Si les propos de M. Macron visaient directement l’Afrique, nos compatriotes des outre-mer ont dû sentir leur cœur saigner. En effet, ils ont sûrement été replongés dans les décennies qui ont suivi 1946, année où le classement des colonies en départements suscitait des débats sur le coût de l’égalité entre ces territoires qui venaient de sortir de l'esclavage et l’hexagone. A cette époque, les hommes politiques avaient passé leur temps à réfléchir aux moyens de préserver les intérêts de la France dans ses anciennes colonies sans les développer ; c’est-à-dire en les laissant jouer leur rôle de colonies comme défini plus haut.

Bientôt, l’origine de tous les problèmes ou difficultés économiques de ces colonies fut trouvée ; et l’île de la Réunion fut montrée du doigt avant les Antilles : « le problème n°1, c’est la démographie, le grand mal de ce pays », assura Michel Debré en 1969 avant de souligner plus tard (1974) « la fainéantise alimentée par la naissance d’enfants nombreux sur cette île de l’océan indien ». C’était, comme le montre excellemment Françoise Vergès dans Le ventre des femmes, le bel argument sans cesse répété « pour justifier le non-développement économique, (le) contrôle des naissances et (l’)organisation de la migration ».

Afin de guérir la Réunion et les Antilles du fléau de la surpopulation – ce mal imaginaire français – des solutions définitives furent préconisées : l’avortement forcé de milliers de femmes suivi de la ligature de leurs trompes, et l’émigration des populations de ces îles vers la métropole. L’histoire des enfants de la Creuse et du BUMIDOM est aujourd’hui entrée dans la mémoire collective comme un crime de l’Etat français. Mais ce que l’on n’a jamais dit, c’est que le vide créé dans ces îles a été comblé par une population blanche métropolitaine.

Les propos de M. Macron rappellent donc étrangement ceux de M. Debré. Préparerait-il aussi l'immigration des populations africaines vers la France pour montrer qu'elle est généreuse ? De même que la question de la forte natalité dans les outre-mer aurait empêché la France de développer la Réunion et les Antilles, de même aujourd’hui cet argument sert de motif pour ne pas développer Mayotte et la laisser entre les mains des ONG qui en font peu à peu un paradis sexuel.

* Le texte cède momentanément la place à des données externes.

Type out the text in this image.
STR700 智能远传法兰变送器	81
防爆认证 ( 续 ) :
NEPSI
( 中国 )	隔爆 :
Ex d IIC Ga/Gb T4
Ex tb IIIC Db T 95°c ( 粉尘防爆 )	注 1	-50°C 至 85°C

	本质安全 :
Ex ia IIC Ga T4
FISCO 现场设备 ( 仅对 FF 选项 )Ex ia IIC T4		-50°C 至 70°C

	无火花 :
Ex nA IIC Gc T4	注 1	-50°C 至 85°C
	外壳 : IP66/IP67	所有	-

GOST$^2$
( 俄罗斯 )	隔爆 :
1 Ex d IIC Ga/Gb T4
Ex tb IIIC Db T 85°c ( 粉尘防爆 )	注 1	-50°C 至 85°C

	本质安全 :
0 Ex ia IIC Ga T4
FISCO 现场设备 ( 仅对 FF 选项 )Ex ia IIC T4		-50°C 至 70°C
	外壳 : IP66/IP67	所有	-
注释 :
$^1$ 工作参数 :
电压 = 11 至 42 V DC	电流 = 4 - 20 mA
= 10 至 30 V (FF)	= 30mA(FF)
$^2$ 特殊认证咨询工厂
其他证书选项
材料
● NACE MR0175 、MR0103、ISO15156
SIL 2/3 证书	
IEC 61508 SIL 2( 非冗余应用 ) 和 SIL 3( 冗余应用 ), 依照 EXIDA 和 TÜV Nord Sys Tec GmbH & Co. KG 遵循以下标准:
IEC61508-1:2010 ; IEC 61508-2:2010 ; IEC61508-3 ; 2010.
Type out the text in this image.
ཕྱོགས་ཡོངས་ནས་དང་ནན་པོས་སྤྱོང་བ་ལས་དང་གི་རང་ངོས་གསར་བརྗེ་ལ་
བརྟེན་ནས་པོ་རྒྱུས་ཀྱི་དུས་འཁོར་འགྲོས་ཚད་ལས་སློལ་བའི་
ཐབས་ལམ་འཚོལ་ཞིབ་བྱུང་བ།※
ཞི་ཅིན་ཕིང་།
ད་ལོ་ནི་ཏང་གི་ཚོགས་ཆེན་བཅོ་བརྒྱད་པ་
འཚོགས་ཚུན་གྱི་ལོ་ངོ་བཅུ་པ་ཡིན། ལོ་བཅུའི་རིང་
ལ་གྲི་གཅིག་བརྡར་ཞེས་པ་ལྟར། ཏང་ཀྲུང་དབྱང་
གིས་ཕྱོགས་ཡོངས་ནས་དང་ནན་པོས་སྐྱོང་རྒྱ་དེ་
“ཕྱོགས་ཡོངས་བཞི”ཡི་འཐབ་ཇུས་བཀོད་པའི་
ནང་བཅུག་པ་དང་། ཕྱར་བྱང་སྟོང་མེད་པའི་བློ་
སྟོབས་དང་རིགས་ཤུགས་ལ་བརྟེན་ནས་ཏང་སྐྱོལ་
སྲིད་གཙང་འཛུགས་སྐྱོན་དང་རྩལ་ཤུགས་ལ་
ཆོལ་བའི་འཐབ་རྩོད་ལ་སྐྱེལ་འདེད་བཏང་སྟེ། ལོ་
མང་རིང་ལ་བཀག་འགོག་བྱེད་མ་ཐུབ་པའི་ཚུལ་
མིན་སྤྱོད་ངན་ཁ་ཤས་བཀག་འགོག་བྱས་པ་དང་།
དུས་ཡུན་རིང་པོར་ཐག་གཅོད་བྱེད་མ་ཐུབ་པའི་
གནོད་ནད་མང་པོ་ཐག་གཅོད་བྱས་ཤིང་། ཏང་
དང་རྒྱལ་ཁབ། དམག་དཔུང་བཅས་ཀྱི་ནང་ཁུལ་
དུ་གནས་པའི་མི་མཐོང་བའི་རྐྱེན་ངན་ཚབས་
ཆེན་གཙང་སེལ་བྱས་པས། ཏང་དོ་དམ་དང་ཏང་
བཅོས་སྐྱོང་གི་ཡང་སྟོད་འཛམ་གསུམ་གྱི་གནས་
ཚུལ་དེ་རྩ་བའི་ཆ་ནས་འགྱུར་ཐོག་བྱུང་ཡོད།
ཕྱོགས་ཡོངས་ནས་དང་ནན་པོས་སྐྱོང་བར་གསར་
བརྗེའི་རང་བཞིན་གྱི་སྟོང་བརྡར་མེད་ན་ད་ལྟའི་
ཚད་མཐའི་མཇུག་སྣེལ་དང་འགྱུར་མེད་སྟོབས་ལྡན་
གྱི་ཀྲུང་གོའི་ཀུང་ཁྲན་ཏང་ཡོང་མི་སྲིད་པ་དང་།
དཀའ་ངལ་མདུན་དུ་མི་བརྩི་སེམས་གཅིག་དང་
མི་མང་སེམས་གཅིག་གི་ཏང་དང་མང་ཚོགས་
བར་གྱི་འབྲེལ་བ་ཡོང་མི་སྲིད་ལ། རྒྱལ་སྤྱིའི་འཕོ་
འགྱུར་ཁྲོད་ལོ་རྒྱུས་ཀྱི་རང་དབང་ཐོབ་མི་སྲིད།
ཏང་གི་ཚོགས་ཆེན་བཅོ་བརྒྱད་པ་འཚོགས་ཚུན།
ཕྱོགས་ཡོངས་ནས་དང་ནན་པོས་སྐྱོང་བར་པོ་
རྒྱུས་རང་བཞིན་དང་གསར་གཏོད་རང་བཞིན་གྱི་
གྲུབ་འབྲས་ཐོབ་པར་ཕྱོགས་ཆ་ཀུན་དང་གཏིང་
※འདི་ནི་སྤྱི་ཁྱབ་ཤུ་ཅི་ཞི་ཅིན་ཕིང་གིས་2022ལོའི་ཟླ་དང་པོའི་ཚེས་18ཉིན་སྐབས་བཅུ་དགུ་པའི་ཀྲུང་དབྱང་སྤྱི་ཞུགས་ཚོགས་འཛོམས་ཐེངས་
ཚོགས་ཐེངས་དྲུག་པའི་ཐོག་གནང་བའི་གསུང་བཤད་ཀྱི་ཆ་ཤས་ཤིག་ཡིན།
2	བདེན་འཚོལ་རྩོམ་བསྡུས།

Dans la même logique, la transformation de la démographie en « problème » central du sous-développement de l’Afrique voudrait permettre aux gouvernants français d’éviter d’affronter les questions politiques et sociales de ce continent. Et pourtant, ils savent comme nous qu’on ne peut à la fois entretenir une armée dans un pays étranger, battre la monnaie de ce pays pour mieux le confisquer, se mêler de la manière dont il doit être gouverné, et accuser la fécondité des femmes de le rendre inapte à toute forme de développement.

Elle est absolument odieuse cette France de M. Macron qui fait du contrôle du ventre des femmes – pour reprendre l’expression de Françoise Vergès – l’argument essentiel de sa mainmise sur ces anciennes colonies. Elle n'est pas belle cette France qui pense que l'Afrique est juste bonne à traire, qu'il est impossible de la développer. N'oublions jamais que quand les gouvernants d'un pays commencent à pointer du doigt un mal imaginaire dans un corps étranger, le crime n'est pas loin.